Pluto’s journey through the signs of the zodiac tells the story of generations.  The “Baby Boom” generation is defined by those who have Pluto in Leo, the sign of self-glorification and joy in life.  The “Slacker” generation (1958-1971) has Pluto in Virgo, the sign of work and duty, although that generation has also turned out later in life to be very much oriented towards service.

The generation with Pluto in Sagittarius grew up in a time of expansion and bubbles of all kinds, from housing to stocks.  As a sign, Sagittarius requires the freedom to explore all of the potentialities of life; it does not take well to being hemmed in.  It’s not surprising that this generation would have difficulty leaving the comfort of the nest to face that hard realities of the outside world.

This article makes the claim that this is occurring simply because these kids are in their 20s, and there is no doubt that the 20s are a time of exploration and change.  But other generations have handled this differently.  My Pluto in Leo generation, for example, couldn’t wait to get away from our parents’ house so we could “do our own thing” and express our own individuality, something right out of Leo’s playbook.

The parents of these children are in their 40s and early 50s, born between 1970 and 1985, roughly corresponding to the Pluto in Libra generation.  Libra is the sign of relationships and balance.   In Libra, Pluto completely altered the concept of what a relationship looked like and this was the first generation in which the majority of kids grew up in what we used to call a “broken home.”  A United Nations report stated that worldwide the divorce rate has tripled since the 1970s.  A single parent at home alone may be more motivated to keep their 20-something child at home with them than a married couple who can then move on to the next phase of their life, an idea that is also mentioned in this article:

Parents might regret having themselves jumped into marriage or a career and hope for more considered choices for their children.

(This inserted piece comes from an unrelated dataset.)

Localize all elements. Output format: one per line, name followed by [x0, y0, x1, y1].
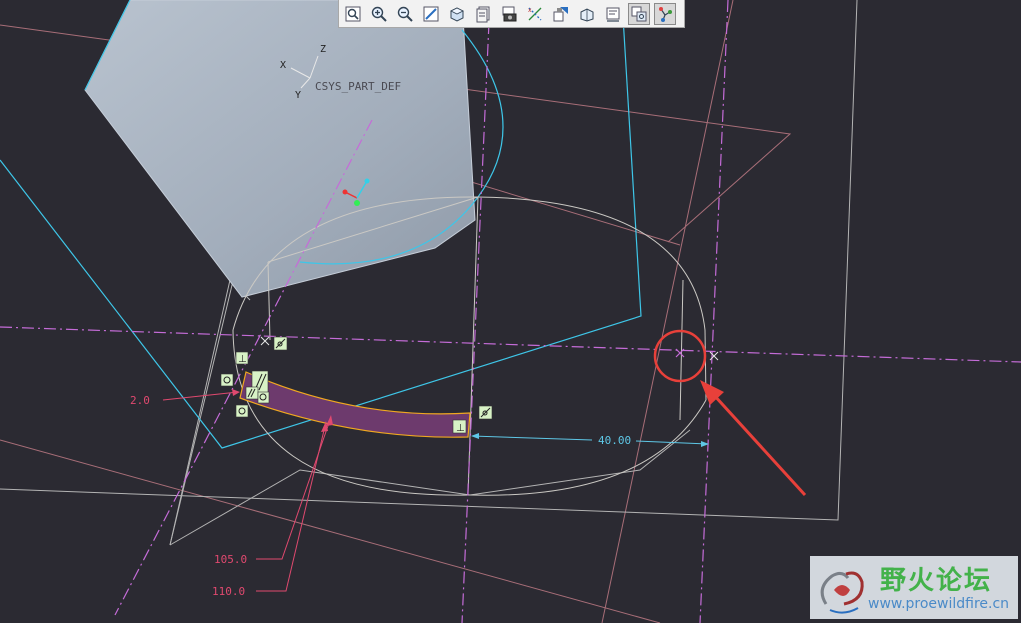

Or they might want to hold on to a reassuring connection with their children as the kids leave home. If they were “helicopter parents” — a term that describes heavily invested parents who hover over their children, swooping down to take charge and solve problems at a moment’s notice — they might keep hovering and problem-solving long past the time when their children should be solving problems on their own. This might, in a strange way, be part of what keeps their grown children in the limbo between adolescence and adulthood. It can be hard sometimes to tease out to what extent a child doesn’t quite want to grow up and to what extent a parent doesn’t quite want to let go.

Another interesting idea in this article relates to the “baby boomers,” the Pluto in Leo folks, quoting a researcher: “a growing minority of post-adolescents [who] have not settled the questions whose answers once defined adulthood: questions of relationship to the existing society, questions of vocation, questions of social role and lifestyle.” Whereas once, such aimlessness was seen only in the “unusually creative or unusually disturbed,” it was becoming more common and more ordinary in the baby boomers …”

In this article a case is made for looking at “emerging adulthood” as a separate stage of life and that too has astrological wisdom behind it. At the age of 21, every human experiences a confluence of two planetary cycles: the closing square of the Saturn (responsibility) cycle combined with the opening square of the Uranus (liberation) cycle. This period is experienced differently depending upon the individual chart, but generally there is a conflict between the understanding that one is now a grownup with the need to begin to be responsible (Saturn) with a desire to break free from confinements that have been imposed on us (Uranus). The next major cycle is of course the Saturn return at age 28, and the period between these two are crucial in the development of one’s attitudes towards and ability to take on a responsible adulthood.

This Pluto in Sagittarius generation just went through a few years of planetary difficulty as Saturn and Uranus transited Pluto in their charts and set off this dynamic again. Now that this period is over it will become easier for them to find their footing and make their own way.